3/4 cup of freekeh, rinsed
1 1/4 cups of water, vegetable stock or chicken stock
1/2 white onion, diced
1 cup diced vegetables (above I used diced carrots only, but you can use pretty much anything you have in your fridge, or feel like eating. You can also add a generous tablespoon of chopped herbs at the end, which will also change the flavor palate. And, you can also add some raisins or chopped apricots as a foil, if you serve this with, say, lamb chops, or a dish that has a Middle eastern spice component)
1/4 tsp turmeric
1/8 tsp salt
1 tsp oil
2 tsps butter
Heat the oil in a saucepan over medium heat until it shimmers. Add the onion, carrot and spices and stir to combine. Cook for a couple of minutes, until the onion has started to soften.
Add the freekeh to the pan. Stir to combine with the vegetables. Cook, stirring constantly, for a minute or so to slightly toast the grain, before adding the stock to the pan.
Stir to combine, lower the heat slightly, cover and cook for fifteen minutes.

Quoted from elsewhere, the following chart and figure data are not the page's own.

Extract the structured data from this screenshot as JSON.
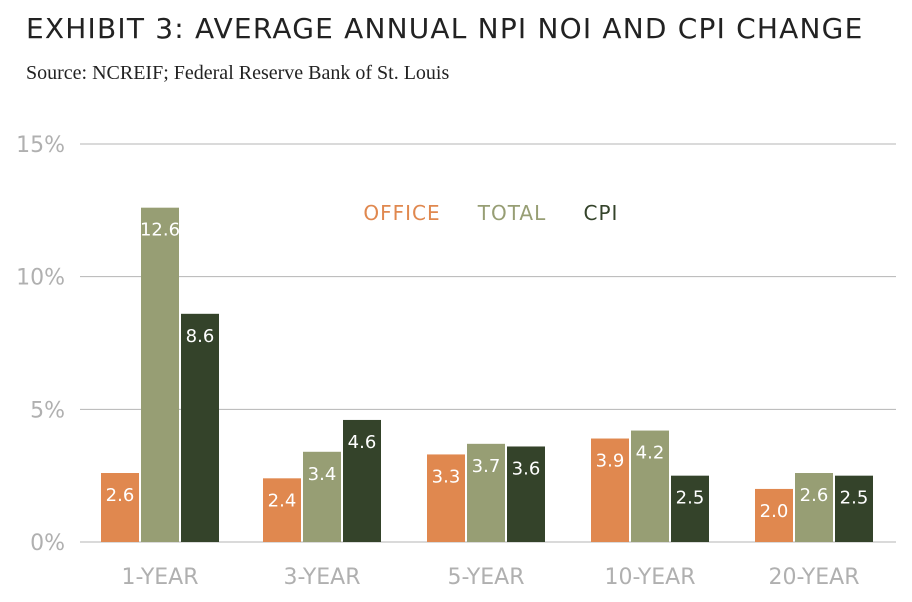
{
  "title": "EXHIBIT 3: AVERAGE ANNUAL NPI NOI AND CPI CHANGE",
  "subtitle": "Source: NCREIF; Federal Reserve Bank of St. Louis",
  "colors": {
    "office": "#e0884f",
    "total": "#979e74",
    "cpi": "#34432a",
    "grid": "#b5b5b5",
    "tick_text": "#b0b0b0"
  },
  "chart_data": {
    "type": "bar",
    "categories": [
      "1-YEAR",
      "3-YEAR",
      "5-YEAR",
      "10-YEAR",
      "20-YEAR"
    ],
    "series": [
      {
        "name": "OFFICE",
        "values": [
          2.6,
          2.4,
          3.3,
          3.9,
          2.0
        ],
        "labels": [
          "2.6",
          "2.4",
          "3.3",
          "3.9",
          "2.0"
        ]
      },
      {
        "name": "TOTAL",
        "values": [
          12.6,
          3.4,
          3.7,
          4.2,
          2.6
        ],
        "labels": [
          "12.6",
          "3.4",
          "3.7",
          "4.2",
          "2.6"
        ]
      },
      {
        "name": "CPI",
        "values": [
          8.6,
          4.6,
          3.6,
          2.5,
          2.5
        ],
        "labels": [
          "8.6",
          "4.6",
          "3.6",
          "2.5",
          "2.5"
        ]
      }
    ],
    "ylim": [
      0,
      15
    ],
    "yticks": [
      0,
      5,
      10,
      15
    ],
    "ytick_labels": [
      "0%",
      "5%",
      "10%",
      "15%"
    ],
    "grid": true,
    "legend_position": "top-center"
  }
}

Check at the ten minute mark; if the pan is starting to look a little dry, stir in an additional quarter cup of water or stock.
Remove from the heat, add the butter, and set aside for five additional minutes, covering it again, so that the grain can steam a bit and absorb the residual liquid.
After five minutes, stir in the now melted butter, check for seasoning, stir in the chopped herbs (if using) and serve your version of this as a side dish in much the same manner you would rice or couscous.